NFL News & Analysis

Why the Steelers could be the AFC's best team

Pittsburgh Steelers wide receiver Antonio Brown (84) run an end around during an NFL football game against the Baltimore Ravens, Thursday, Oct. 1, 2015 in Pittsburgh. (AP Photo/Gene J. Puskar)

The Pittsburgh Steelers left themselves with a lot of work to do just to make the playoffs, but if they get there, they are a team that will terrify every other team in the AFC. They might be the best team in the entire conference right now, in fact, and it is almost entirely based on the play of one unit.

This offense has the ability to shred even the NFL’s best defenses, and for evidence of that you need look no further than Sunday’s win over the Broncos.

Coming into yesterday’s game, Broncos cornerback Chris Harris hadn’t allowed a touchdown in 36 straight games, dating back to Week 12 of the 2013 season. He hadn’t posted a game graded in the “red” (representing a poor game grade) at PFF since the same week, and had never allowed 100-plus receiving yards in a game. He was, and is, one of the league’s best cornerbacks, and he was taken to pieces by Antonio Brown, the NFL’s best receiver.

Denver more or less played one-on-one matchups with the Pittsburgh receivers: Harris covered Brown, Aqib Talib covered Martavis Bryant and Bradley Roby took Markus Wheaton.

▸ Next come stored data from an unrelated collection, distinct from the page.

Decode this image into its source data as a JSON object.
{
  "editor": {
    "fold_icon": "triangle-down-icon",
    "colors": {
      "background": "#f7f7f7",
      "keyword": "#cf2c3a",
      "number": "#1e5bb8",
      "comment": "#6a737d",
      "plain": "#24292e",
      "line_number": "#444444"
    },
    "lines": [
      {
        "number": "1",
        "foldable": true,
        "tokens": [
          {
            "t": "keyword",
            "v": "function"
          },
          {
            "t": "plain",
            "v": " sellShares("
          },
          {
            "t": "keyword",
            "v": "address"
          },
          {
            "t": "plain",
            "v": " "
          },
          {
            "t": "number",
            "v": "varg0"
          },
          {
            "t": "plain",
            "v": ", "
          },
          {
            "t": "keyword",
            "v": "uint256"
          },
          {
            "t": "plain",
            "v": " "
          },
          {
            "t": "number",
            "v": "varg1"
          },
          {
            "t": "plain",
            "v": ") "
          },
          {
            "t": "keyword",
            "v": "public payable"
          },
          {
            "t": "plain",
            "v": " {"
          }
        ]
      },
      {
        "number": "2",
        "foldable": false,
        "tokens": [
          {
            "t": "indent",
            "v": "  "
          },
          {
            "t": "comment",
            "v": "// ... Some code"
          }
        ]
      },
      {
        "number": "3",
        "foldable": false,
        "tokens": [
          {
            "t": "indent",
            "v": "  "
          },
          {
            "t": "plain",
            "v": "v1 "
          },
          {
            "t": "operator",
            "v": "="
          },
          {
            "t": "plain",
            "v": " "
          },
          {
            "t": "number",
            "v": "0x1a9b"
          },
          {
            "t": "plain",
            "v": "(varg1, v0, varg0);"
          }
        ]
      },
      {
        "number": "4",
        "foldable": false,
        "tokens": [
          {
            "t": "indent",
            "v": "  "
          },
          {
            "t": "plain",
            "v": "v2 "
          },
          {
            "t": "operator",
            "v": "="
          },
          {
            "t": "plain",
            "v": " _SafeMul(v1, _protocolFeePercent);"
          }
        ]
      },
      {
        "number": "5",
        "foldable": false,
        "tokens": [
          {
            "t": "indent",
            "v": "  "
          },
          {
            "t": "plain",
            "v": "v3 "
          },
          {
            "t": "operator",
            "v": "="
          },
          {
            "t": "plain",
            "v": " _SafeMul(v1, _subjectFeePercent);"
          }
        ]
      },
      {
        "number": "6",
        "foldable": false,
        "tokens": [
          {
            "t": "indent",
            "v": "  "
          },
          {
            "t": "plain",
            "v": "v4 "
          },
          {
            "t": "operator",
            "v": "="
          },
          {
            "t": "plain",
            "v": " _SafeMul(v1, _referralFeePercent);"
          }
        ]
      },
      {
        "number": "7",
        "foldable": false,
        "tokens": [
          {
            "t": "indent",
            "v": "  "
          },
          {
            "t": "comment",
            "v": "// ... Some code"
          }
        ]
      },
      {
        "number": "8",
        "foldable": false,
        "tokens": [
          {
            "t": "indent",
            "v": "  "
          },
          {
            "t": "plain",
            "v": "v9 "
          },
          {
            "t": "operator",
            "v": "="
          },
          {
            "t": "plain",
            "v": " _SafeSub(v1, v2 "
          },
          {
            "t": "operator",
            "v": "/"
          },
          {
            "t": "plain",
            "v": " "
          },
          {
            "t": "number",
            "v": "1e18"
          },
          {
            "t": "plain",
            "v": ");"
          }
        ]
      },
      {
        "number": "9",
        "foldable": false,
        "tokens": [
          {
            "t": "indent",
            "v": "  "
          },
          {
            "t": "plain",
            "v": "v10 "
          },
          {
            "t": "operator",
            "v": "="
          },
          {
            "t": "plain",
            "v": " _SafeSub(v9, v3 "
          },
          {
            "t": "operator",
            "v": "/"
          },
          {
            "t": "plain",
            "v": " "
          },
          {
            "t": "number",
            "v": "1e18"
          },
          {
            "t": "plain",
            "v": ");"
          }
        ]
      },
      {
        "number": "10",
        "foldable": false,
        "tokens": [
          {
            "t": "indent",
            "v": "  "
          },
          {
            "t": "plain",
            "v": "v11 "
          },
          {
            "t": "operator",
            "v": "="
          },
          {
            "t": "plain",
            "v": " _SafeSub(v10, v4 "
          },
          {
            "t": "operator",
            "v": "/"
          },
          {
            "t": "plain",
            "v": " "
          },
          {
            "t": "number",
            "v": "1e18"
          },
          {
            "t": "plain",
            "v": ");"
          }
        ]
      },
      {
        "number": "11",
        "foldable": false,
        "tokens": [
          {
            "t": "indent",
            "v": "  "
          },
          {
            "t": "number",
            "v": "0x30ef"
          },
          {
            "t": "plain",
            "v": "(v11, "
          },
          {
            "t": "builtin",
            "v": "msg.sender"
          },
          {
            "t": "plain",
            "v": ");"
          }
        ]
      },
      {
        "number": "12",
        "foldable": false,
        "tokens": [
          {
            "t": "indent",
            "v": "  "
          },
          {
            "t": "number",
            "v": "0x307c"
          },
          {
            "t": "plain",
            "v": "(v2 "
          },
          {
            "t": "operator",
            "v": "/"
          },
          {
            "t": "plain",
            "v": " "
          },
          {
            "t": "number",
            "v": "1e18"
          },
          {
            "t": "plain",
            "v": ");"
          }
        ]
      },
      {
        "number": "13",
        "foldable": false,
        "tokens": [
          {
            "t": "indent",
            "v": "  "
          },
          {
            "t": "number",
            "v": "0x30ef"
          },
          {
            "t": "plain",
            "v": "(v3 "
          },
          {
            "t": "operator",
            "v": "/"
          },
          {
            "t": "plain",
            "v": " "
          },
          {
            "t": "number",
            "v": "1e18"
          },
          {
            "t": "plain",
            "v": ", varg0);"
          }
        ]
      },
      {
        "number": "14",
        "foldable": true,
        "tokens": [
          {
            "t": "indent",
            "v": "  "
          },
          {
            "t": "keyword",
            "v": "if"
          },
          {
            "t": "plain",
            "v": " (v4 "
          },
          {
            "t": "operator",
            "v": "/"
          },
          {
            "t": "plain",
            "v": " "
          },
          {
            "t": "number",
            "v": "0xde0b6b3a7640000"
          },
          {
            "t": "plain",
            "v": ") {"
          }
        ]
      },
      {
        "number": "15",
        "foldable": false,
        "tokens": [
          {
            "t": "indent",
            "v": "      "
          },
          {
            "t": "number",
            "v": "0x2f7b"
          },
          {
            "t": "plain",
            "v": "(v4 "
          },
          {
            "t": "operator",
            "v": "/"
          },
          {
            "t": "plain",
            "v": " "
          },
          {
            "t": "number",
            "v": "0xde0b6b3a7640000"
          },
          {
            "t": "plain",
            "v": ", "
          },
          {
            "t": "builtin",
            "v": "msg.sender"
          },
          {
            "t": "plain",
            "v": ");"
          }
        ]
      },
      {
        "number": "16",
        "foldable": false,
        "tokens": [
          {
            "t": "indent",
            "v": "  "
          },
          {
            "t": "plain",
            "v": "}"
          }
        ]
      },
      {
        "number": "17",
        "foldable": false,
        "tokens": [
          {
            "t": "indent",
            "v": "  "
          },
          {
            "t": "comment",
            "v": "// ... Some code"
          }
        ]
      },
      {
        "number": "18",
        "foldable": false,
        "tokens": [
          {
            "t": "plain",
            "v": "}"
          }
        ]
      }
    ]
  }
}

Brown saw 15 targets when covered by Harris in this game, and he caught 14 of them for 164 yards and two touchdowns.

They were hammer blows at key times, as well, as the Steelers needed to mount a sizeable comeback in the game.

In truth, none of the Denver matchup master plan worked, it's just that Harris was the player exposed most obviously and thoroughly.

Talib surrendered eight catches to Bryant on 11 targets for 75 yards. Roby gave up five catches for 48 yards and a touchdown to Wheaton on 10 targets, but also gave up five catches on five targets when he was covering anybody else.

This was arguably the NFL’s strongest trio of cornerbacks, and they were helpless against the league’s best group of receivers. Brown in particular hammered home the point that he is the league’s best wideout, and if you don’t get hands on him to disrupt him at the line, you have no chance. Ben Roethlisberger’s passer rating in this game was 99.8 overall, but it was a nearly perfect 152.2 when targeting Brown, and no higher than 87.5 when throwing in the direction of anybody else.

Brown was our top-rated receiver coming into the game, and only increased the gap over second-place Julio Jones. He is now averaging 113 yards per game this season despite playing with a combination of Michael Vick and Landry Jones for five of them, and the best part about his game from a Pittsburgh perspective is that he is just one option.

If a team takes away Jones, the Falcons have nowhere else to go with the football. If a team does the same to Brown, Pittsburgh can turn to Bryant, who has a 178-yard game to his name this season. If they managed to contain both Brown and Bryant, there's Wheaton, who stuck 201 yards on the Seahawks.

Denver was, and may still be, the league’s best defense, and it had no answer for the array of targets the Steelers can deploy. The same coverage unit that was able to blanket Green Bay’s receivers all game and give Aaron Rodgers no place to go with the ball even seven seconds into the play was torched from the get-go against Pittsburgh, and allowed Roethlisberger to pass the ball on average in just 2.26 seconds, quicker than his average this season and too quick for the Broncos' talented pass rush to get to the QB.

The Steelers' playoff berth is still not secure, but if they get there they may be as good as anybody thanks almost entirely to this offense. The Patriots, Bengals and Broncos should want no part of having to play this team in the postseason.